The company plans to announce a new version of XML for Analysis, intended to offer better support for data mining and Web services applications.

2 min read
Microsoft is revising a data access specification that will allow companies to more easily search databases on the Web.

The software kingpin on Monday plans to announce a new version of XML for Analysis, a specification intended to offer better support for data mining and Web services applications. To help with the effort, Microsoft also is to announce that SAS Institute, which specializes in data mining technology, has joined the project.

Microsoft, along with Hyperion Solutions, a specialty company focused on data analysis software, created XML for Analysis last year. The specification uses the Simple Object Access Protocol (SOAP), a technology used in Web services, to let Web browser-based programs access back-end data sources for data analysis.

The specification allows companies to build online analytical processing (OLAP) and data mining applications that work over the Web. OLAP and data mining are similar operations that entail searching databases for information to compile reports, such as how products are selling in a particular region or on a given date, and for analyzing business data to discover patterns and trends.

XML for Analysis is meant to re-create for the Web existing corporate network-based data access specifications.

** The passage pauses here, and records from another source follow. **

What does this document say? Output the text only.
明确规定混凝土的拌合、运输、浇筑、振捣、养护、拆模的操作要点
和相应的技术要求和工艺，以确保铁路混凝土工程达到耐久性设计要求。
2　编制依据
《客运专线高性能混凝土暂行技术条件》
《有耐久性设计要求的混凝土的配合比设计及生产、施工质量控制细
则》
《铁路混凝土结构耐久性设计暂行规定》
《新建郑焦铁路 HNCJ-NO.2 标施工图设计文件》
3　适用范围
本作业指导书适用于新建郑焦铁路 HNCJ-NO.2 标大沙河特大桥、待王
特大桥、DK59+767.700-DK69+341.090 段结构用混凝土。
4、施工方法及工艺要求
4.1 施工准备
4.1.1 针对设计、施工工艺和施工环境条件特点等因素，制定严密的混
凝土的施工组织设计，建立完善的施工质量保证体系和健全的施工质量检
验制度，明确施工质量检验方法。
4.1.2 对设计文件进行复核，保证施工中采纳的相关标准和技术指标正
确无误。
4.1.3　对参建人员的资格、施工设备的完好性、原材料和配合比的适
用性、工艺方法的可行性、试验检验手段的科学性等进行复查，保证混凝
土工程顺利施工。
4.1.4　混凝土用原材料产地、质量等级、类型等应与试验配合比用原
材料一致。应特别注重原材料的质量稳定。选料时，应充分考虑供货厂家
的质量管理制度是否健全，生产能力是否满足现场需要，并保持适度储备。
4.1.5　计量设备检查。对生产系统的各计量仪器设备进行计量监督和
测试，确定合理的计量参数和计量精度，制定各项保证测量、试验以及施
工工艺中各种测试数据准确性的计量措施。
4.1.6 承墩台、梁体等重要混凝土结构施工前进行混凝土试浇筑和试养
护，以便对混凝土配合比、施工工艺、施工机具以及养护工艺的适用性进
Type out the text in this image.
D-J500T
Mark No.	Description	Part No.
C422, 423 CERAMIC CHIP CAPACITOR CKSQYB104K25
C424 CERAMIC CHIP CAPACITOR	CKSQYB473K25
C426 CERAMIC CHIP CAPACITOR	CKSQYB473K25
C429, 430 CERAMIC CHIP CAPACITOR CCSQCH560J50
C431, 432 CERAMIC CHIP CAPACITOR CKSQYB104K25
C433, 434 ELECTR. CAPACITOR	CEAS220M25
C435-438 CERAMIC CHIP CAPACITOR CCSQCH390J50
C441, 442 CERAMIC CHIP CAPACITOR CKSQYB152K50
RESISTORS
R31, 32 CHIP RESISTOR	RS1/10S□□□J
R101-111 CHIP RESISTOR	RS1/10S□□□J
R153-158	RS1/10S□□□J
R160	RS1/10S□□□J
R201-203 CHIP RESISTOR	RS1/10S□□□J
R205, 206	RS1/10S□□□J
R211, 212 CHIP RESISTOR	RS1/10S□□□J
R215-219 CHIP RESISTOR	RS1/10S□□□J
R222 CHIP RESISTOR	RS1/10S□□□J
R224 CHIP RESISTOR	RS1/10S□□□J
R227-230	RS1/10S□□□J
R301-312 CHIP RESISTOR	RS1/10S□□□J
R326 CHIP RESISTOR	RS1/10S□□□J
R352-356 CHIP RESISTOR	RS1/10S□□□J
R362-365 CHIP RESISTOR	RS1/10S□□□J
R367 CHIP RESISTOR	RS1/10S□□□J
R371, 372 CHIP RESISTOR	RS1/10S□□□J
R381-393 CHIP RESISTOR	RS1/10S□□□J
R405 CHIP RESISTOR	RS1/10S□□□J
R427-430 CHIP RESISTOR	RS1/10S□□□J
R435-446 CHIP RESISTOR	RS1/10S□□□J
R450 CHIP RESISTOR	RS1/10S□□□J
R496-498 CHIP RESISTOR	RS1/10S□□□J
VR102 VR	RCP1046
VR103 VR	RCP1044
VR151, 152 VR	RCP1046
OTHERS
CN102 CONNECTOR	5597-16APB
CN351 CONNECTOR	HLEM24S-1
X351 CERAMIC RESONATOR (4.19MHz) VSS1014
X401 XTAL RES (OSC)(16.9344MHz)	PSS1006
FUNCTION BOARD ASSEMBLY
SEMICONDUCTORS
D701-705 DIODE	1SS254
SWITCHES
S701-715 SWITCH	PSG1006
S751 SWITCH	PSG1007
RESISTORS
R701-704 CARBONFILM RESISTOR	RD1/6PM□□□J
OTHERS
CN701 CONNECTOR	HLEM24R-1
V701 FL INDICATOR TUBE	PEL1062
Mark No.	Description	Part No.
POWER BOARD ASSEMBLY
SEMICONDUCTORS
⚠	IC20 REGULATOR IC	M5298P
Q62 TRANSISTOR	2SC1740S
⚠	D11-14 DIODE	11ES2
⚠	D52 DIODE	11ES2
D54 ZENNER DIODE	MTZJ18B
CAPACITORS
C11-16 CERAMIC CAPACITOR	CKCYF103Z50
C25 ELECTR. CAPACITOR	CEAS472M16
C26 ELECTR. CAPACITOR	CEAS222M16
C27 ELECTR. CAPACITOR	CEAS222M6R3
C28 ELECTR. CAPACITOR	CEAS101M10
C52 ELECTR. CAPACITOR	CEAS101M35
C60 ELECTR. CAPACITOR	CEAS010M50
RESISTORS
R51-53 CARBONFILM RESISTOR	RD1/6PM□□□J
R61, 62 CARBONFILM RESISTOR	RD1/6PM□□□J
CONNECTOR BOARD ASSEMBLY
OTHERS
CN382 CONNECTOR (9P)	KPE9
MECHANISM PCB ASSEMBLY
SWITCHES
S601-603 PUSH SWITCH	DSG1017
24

Two older specifications, ODBC and OLE DB, backed by Microsoft and supported by the rest of the computing industry, were created in the 1990s as a standard way of accessing databases from client-based programs.

ODBC works mostly with relational databases; OLE DB works with multiple data types, including text, video and data. Both specifications were aimed at programs working on local corporate networks, not the Internet.

To address that limitation, Microsoft and its partners built XML for Analysis. The coalition of companies on Monday will announce plans to revise the specification within the next year and submit it to an industry standards body. Microsoft did not specify which standards body it will work with.

"The limitations (of ODBC and OLE DB) were that they were invented before the Internet. We wanted to do it over the Web, so we created XML for Analysis," said John Eng, product manager for Microsoft's SQL Server database product.

see special report: Web services: The new buzz Eng added that the XML specification will help foster the emerging market for Web services, which offers a new way of building software by allowing businesses to interact and conduct transactions. For example, a third-party broker can gather information from pharmacies throughout the country and sell sales reports via the Web to a pharmaceutical company, he said. The Web speeds up the process of getting reports to businesses, Eng added.

Microsoft's database rivals--Oracle, Sybase and IBM--have so far declined an invitation by Microsoft to join the effort. Oracle, along with IBM and Sun Microsystems, supports a rival specification based on the Java programming language called Java Online Analytical Processing (JOLAP). IBM, however, is indirectly supporting Microsoft's effort because Hyperion is involved in the specification. IBM uses Hyperion's OLAP Server technology in its DB2 database.